Tutta la gente era rivolta verso di noi ad osservare la scena. Chloè fu accolta dalle sue amiche e i nostri genitori si misero tra di noi.

Lo sguardo di mio padre era terrificante, ma gli tenni testa.

"Adrien, fa subito le tue scuse "

Non dissi una parola e rimasi fermo sul suo sguardo, nella speranza che vacillasse.

"Adrien! Fa subito le tue scuse a Chloè, a suo padre e a tutti gli ospiti" Alzò leggermente i toni. Vacillai con lo sguardo nel vedere tutti gli sguardi puntati addosso. Marinette era ancora lì, tesa, ma meno impaurita.

Tornai con lo sguardo su quello di mio padre.

"Non è così che ti ho educato"

Marinette fece un passo titubante in avanti. La fermai con un semplice gesto della mano.

"Non sono io che dovrei fare le mio scuse, non pensi? Tutte quelle cose che ho detto le penso davvero. E Chloè non è l'unica colpevole di questa situazione."

Poi con gesto teatrale mi guardai intorno "Mi scuso con tutti i presenti per la scenata di poco fa. Buona serata"

Presi per mano Marinette,diedi una pacca di intesa sulla spalla di Ninò, raggiungemmo Alyà e ce ne andammo.

Prendemmo due auto separate, entrambe dirette a casa mia, lontane da quella prigione di luci e convenevoli.

Il silenzio che ci accompagnò fino a casa era tombale. L'auto di Ninò si fermò subito dopo dietro la nostra, ma non scesi subito.

"Marinette, mi spiace per quello che hai visto"

Lei era pensierosa eppure rispose con un semplice "Non ti preoccupare, io sto bene. Tu invece?"

La dolce Marinette, che con un sorriso e parole confortevoli metteva sempre davanti gli altri a se stessa.

Non feci in tempo a rispondere che un esaltato Ninò mi aprì la portiera.

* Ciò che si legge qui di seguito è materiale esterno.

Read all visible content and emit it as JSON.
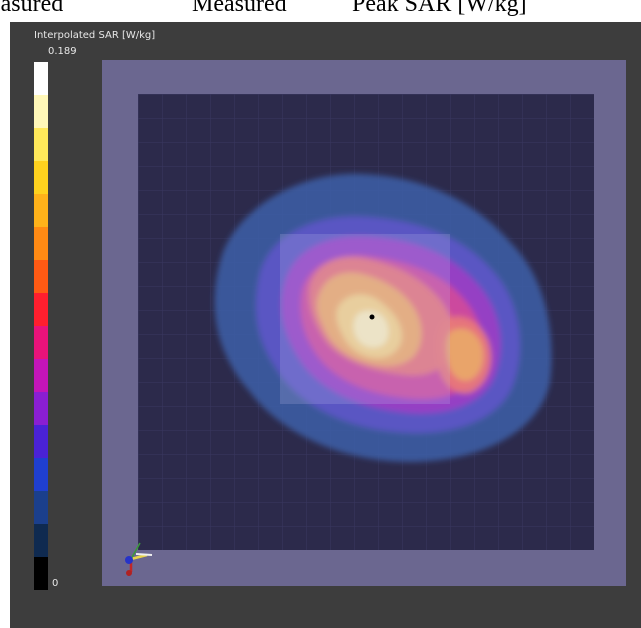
{
  "header": {
    "col1": "easured",
    "col2": "Measured",
    "col3": "Peak  SAR  [W/kg]"
  },
  "legend": {
    "title": "Interpolated SAR [W/kg]",
    "max_label": "0.189",
    "min_label": "0",
    "colors": [
      "#ffffff",
      "#fff7b8",
      "#ffe85a",
      "#ffd21e",
      "#ffb21a",
      "#ff8a14",
      "#ff5a14",
      "#ff1f2e",
      "#e8137a",
      "#c315b8",
      "#8a1ed2",
      "#4a22d6",
      "#1f3fd0",
      "#1b3f8c",
      "#0f2a50",
      "#000000"
    ]
  },
  "map": {
    "background_plate": "#6f6a8e",
    "area_fill": "#2c2a4a",
    "grid_color": "#3d3a5e",
    "marker_color": "#000000"
  }
}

"Non ci posso credere che hai risposto così a tuo padre. Finalmente! Era ora che tu dessi una svolta simile alla tua vita! Ci avevi provato con le buone e non ci era arrivato quel palo in cul..." "NINO'!" Lo ammonì Alyà. Lo guardammo tutti sotto shock e scoppiammo in una fragorosa risata.

Entrammo in casa e festeggiammo per conto nostro, tra alcolici, scherzi e balli scalzi.

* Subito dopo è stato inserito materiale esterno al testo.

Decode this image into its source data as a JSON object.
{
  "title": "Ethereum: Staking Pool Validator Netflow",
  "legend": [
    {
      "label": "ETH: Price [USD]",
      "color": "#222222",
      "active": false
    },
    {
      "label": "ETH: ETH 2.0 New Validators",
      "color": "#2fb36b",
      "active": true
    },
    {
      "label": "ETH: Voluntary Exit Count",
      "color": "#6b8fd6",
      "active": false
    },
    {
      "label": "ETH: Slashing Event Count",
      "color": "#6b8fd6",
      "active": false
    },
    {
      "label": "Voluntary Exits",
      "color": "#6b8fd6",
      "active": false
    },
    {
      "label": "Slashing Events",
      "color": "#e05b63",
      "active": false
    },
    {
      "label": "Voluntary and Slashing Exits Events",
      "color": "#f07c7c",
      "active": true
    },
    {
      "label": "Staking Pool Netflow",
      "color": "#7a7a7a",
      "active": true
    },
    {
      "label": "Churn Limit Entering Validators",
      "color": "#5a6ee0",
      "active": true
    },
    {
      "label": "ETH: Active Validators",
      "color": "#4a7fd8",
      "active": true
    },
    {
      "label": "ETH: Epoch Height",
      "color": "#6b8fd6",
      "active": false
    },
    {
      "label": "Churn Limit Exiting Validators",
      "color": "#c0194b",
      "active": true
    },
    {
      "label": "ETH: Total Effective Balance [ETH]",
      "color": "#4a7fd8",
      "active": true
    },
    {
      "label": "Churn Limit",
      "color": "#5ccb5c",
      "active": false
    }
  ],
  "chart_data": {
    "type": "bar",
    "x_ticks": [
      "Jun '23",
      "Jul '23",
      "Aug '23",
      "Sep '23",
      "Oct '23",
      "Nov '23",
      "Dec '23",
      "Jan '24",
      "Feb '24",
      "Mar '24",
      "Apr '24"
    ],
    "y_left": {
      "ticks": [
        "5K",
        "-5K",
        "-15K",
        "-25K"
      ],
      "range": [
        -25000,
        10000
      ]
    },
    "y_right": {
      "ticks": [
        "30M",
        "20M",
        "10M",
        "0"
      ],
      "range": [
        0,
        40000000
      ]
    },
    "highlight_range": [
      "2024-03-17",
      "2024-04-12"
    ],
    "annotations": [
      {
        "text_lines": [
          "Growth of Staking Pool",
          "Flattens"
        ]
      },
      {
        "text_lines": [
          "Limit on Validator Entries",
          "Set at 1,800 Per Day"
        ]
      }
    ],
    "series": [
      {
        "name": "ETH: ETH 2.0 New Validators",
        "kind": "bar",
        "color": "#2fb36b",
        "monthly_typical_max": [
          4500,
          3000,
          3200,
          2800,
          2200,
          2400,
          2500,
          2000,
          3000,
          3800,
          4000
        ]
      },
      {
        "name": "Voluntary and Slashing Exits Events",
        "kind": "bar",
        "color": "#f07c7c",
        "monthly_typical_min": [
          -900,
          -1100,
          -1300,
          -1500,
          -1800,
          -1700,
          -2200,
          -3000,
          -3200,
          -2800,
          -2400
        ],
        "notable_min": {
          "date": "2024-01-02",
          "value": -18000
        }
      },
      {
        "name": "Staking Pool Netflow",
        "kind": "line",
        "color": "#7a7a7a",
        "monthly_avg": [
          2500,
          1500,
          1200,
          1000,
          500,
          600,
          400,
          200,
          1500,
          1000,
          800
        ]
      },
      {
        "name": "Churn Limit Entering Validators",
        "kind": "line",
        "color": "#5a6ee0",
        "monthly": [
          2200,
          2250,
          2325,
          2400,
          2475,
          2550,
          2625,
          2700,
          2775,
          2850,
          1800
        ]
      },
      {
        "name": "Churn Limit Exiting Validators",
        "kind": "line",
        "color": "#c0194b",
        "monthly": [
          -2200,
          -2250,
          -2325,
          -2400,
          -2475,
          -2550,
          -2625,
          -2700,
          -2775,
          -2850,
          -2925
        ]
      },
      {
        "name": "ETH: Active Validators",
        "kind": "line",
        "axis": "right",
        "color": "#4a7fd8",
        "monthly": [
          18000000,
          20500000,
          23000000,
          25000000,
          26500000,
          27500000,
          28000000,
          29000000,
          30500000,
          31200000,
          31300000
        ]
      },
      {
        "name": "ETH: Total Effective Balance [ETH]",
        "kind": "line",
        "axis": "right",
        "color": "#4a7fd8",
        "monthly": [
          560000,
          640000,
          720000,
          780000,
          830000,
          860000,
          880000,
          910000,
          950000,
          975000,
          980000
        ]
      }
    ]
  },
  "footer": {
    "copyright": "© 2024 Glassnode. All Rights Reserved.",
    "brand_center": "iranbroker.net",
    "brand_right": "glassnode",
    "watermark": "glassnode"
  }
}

Dopo qualche ora Marinettesi addormentò su una poltrona e Ninò sul divano. Presi in braccio Marinette che profondamente addormentata non fece storie e la posai sul letto.

Mi raggiunse Alyà sull'uscio della camera

"ci puoi pesare tu a metterle il pigiama?"

"Certo"

Mentre Alyà pensava a Marinette io uscii in giardino.

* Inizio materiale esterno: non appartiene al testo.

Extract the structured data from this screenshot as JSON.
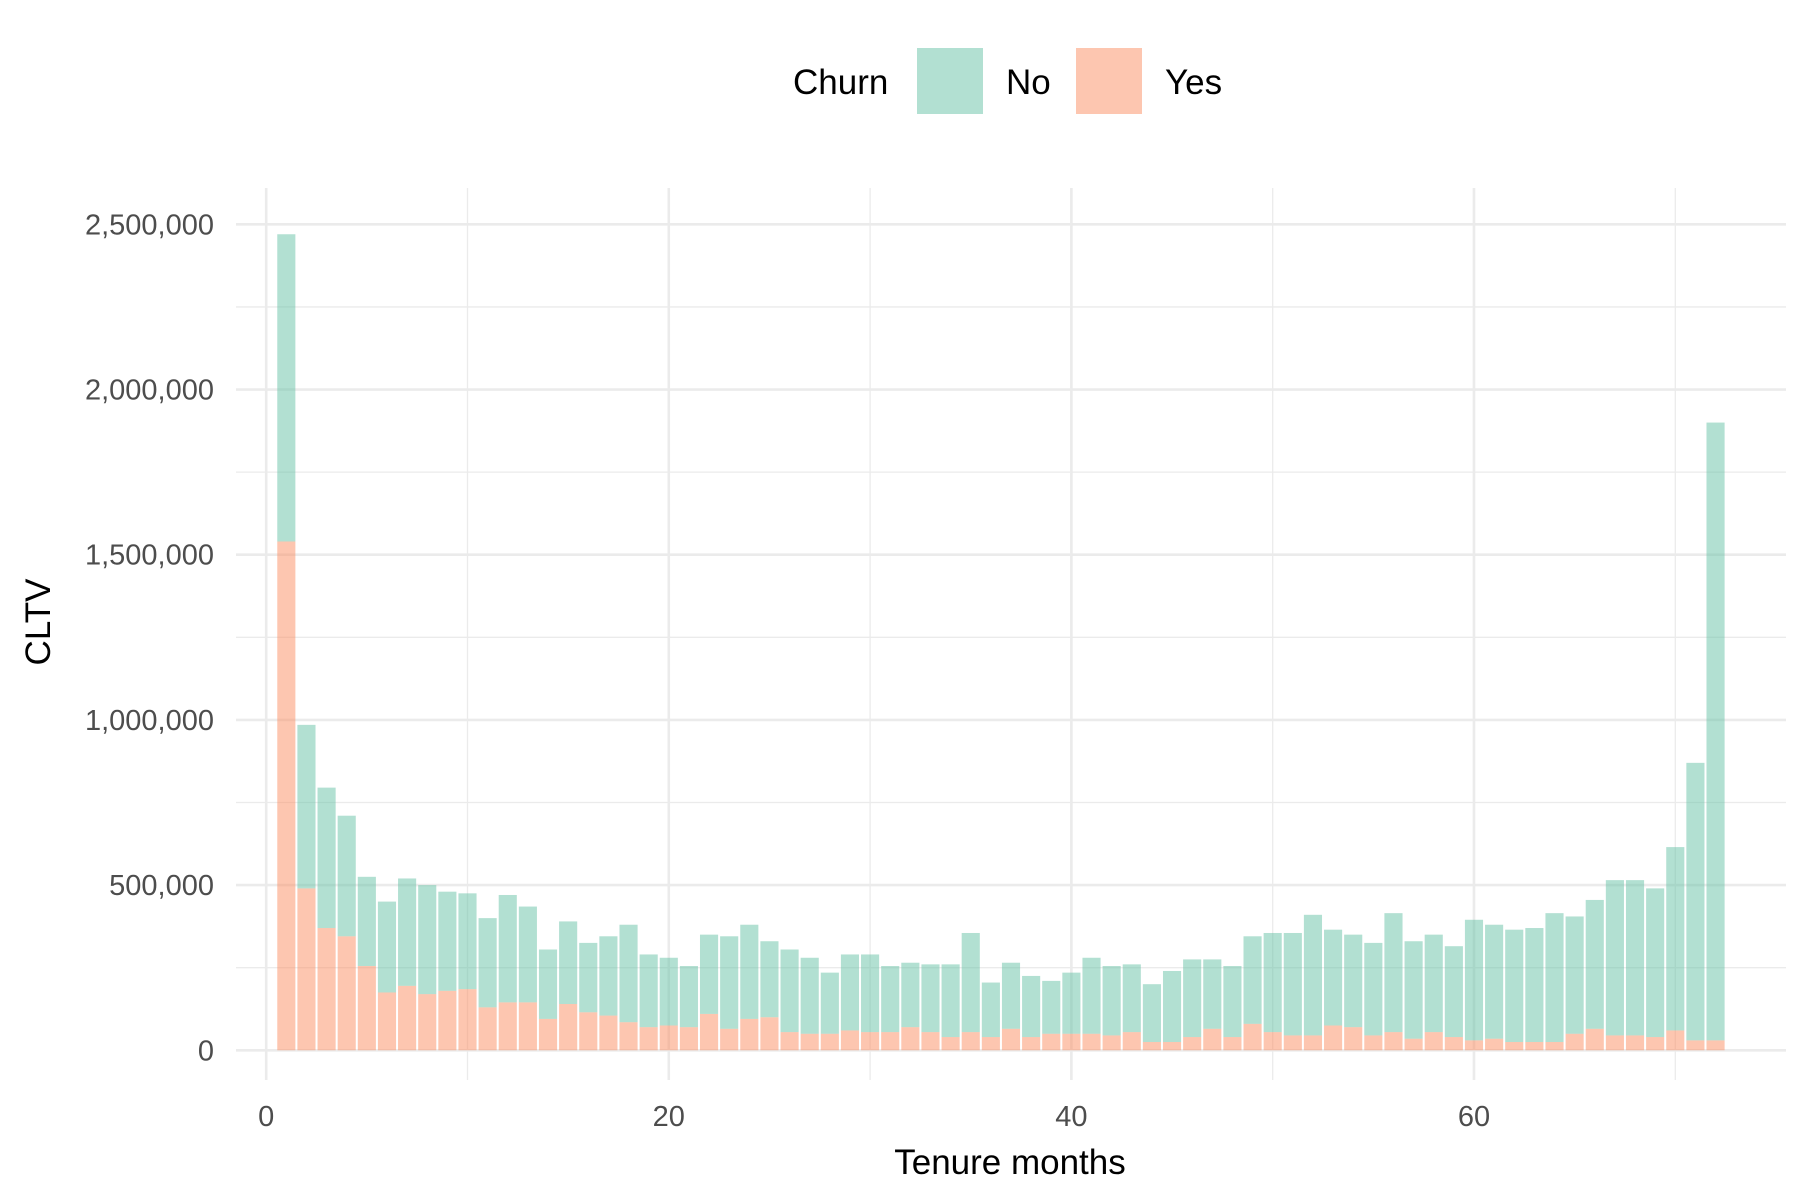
{
  "legend": {
    "title": "Churn",
    "items": [
      {
        "label": "No",
        "color": "#66C2A5"
      },
      {
        "label": "Yes",
        "color": "#FC8D62"
      }
    ]
  },
  "chart_data": {
    "type": "bar",
    "stacked": true,
    "bar_opacity": 0.5,
    "xlabel": "Tenure months",
    "ylabel": "CLTV",
    "xlim": [
      -1.5,
      75.5
    ],
    "ylim": [
      -90000,
      2610000
    ],
    "x_ticks": [
      0,
      20,
      40,
      60
    ],
    "x_tick_labels": [
      "0",
      "20",
      "40",
      "60"
    ],
    "y_ticks": [
      0,
      500000,
      1000000,
      1500000,
      2000000,
      2500000
    ],
    "y_tick_labels": [
      "0",
      "500,000",
      "1,000,000",
      "1,500,000",
      "2,000,000",
      "2,500,000"
    ],
    "grid": true,
    "legend_position": "top",
    "x": [
      1,
      2,
      3,
      4,
      5,
      6,
      7,
      8,
      9,
      10,
      11,
      12,
      13,
      14,
      15,
      16,
      17,
      18,
      19,
      20,
      21,
      22,
      23,
      24,
      25,
      26,
      27,
      28,
      29,
      30,
      31,
      32,
      33,
      34,
      35,
      36,
      37,
      38,
      39,
      40,
      41,
      42,
      43,
      44,
      45,
      46,
      47,
      48,
      49,
      50,
      51,
      52,
      53,
      54,
      55,
      56,
      57,
      58,
      59,
      60,
      61,
      62,
      63,
      64,
      65,
      66,
      67,
      68,
      69,
      70,
      71,
      72
    ],
    "series": [
      {
        "name": "Yes",
        "color": "#FC8D62",
        "values": [
          1540000,
          490000,
          370000,
          345000,
          255000,
          175000,
          195000,
          170000,
          180000,
          185000,
          130000,
          145000,
          145000,
          95000,
          140000,
          115000,
          105000,
          85000,
          70000,
          75000,
          70000,
          110000,
          65000,
          95000,
          100000,
          55000,
          50000,
          50000,
          60000,
          55000,
          55000,
          70000,
          55000,
          40000,
          55000,
          40000,
          65000,
          40000,
          50000,
          50000,
          50000,
          45000,
          55000,
          25000,
          25000,
          40000,
          65000,
          40000,
          80000,
          55000,
          45000,
          45000,
          75000,
          70000,
          45000,
          55000,
          35000,
          55000,
          40000,
          30000,
          35000,
          25000,
          25000,
          25000,
          50000,
          65000,
          45000,
          45000,
          40000,
          60000,
          30000,
          30000
        ]
      },
      {
        "name": "No",
        "color": "#66C2A5",
        "values": [
          930000,
          495000,
          425000,
          365000,
          270000,
          275000,
          325000,
          330000,
          300000,
          290000,
          270000,
          325000,
          290000,
          210000,
          250000,
          210000,
          240000,
          295000,
          220000,
          205000,
          185000,
          240000,
          280000,
          285000,
          230000,
          250000,
          230000,
          185000,
          230000,
          235000,
          200000,
          195000,
          205000,
          220000,
          300000,
          165000,
          200000,
          185000,
          160000,
          185000,
          230000,
          210000,
          205000,
          175000,
          215000,
          235000,
          210000,
          215000,
          265000,
          300000,
          310000,
          365000,
          290000,
          280000,
          280000,
          360000,
          295000,
          295000,
          275000,
          365000,
          345000,
          340000,
          345000,
          390000,
          355000,
          390000,
          470000,
          470000,
          450000,
          555000,
          840000,
          1870000
        ]
      }
    ]
  }
}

Tra una boccata d'aria e una di tabacco i pensieri mi affollavano. La carica di adrenalina della lite era ormai scemata e si faceva largo l'ansia per ciò che avevo fatto. Rispondere così a mio padre non era decisamente nei miei piani di bravo figlio. Eppure altre frasi, più articolate,meglio formulate e dal significato più forte presero possesso dei miei pensieri.

Però non gli diedi tanta attenzione. La storia non è fatta né dai sé nei da ma.

"Cosa ti turba ?"chiese Alyà alle mi spalle.

"Niente, stavo ripensando a ciò che è successo. Che giornata"

"Sei preoccupato?"

"Sempre, come non potrei? Ho paura della risposta di mio padre. Ora come ora vorrei solo andarmene via."

"Fallo" Guardai Alyà negli occhi, aveva un espressione serissima e io non riuscii a fare altro se non aprire la bocca per dire qualcosa, ma rimasi muto.